Та открыла светлые, почти белые глаза. Сознанием и ужасом они стали наполняться одновременно.
— Тонька! — прошептала девушка, глядя на Анрикова. — Тонька где? Сестренку мою не видали, барин? Семь годков… Юбка синяя у ней, а в руке корзинка. Тонька! Тоня-а-а-х-х-х-х…
— Да черт бы побрал этих… — нарушил Беляков воцарившуюся было тишину. — Этих…
— Давайте всё же выйдем — взял его под руку Форкатти. — Что там полиция?
— До сих пор не пришла — мрачно ответил Беляков, вырывая у Форкатти свой локоть. — Мы уже звонились в контору обер-полицмейстера с просьбой прислать казаков и городовых. Позже опять соединялись. Да еще днем, в пятом часу телеграмму отправили.
— И что же?
— Ничего! — сказал Беляков. — То есть совершенно ничего. Нигде Власовского нет, одни секретари. Обещают передать, но результата никакого… Черт, я и сам понять ничего не могу! У нас тут такое, а полицмейстер на парадном спектакле в Большом. Звоню туда, требую немедля позвать, а мне отвечают: „Он в креслах сидит, ждите двадцать минут“. Звоню двадцать минут спустя, а его и след простыл. Сейчас пойдем звониться еще раз. Спасибо за гостеприимство, Виктор Людвигович. Забираю последних солдат и уходим.
— Уходите? — испуганно вскинул брови Форкатти.
— Да, к буфетам.
— И что же, никто тут не останется?
— Никто. Караул снимается — по уставу все должны уйти.
В коридоре снова послышался тяжелый топот.
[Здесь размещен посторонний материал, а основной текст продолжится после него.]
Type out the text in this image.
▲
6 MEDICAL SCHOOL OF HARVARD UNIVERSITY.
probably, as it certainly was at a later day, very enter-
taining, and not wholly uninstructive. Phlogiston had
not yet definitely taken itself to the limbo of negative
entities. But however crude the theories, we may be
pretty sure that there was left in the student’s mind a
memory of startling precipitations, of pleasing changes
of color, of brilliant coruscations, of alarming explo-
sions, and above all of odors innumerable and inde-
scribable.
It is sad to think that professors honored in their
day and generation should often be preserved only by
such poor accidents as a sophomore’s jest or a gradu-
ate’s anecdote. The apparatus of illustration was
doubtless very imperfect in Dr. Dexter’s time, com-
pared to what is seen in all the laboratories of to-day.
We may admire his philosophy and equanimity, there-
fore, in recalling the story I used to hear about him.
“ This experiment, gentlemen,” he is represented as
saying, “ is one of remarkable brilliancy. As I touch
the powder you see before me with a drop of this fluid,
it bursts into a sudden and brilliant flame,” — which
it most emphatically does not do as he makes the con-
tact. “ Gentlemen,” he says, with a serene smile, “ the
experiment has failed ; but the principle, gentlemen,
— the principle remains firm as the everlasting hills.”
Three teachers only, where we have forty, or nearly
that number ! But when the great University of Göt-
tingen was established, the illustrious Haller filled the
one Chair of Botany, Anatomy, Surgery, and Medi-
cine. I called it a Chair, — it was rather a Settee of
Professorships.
Беляков оглянулся: четверо солдат, не выпуская ружей, несли еще одно тело.
— Мальчонка, ваше благородие! — издалека крикнул унтер-офицер Дербин. — В толпе задавили. Не дышит…
— Боюсь, одним амбулансом дело не ограничится — сказал Беляков Форкатти. — Лучше заранее приготовьте большое помещение. Всего хорошего!
Из уборной, в которой лежала обморочная девица, вышел доктор Анриков.
Подпоручик обратился к солдатам, державшим мальчишку:
— На пол его кладите, ребята! Всем строиться на улице! Бегом!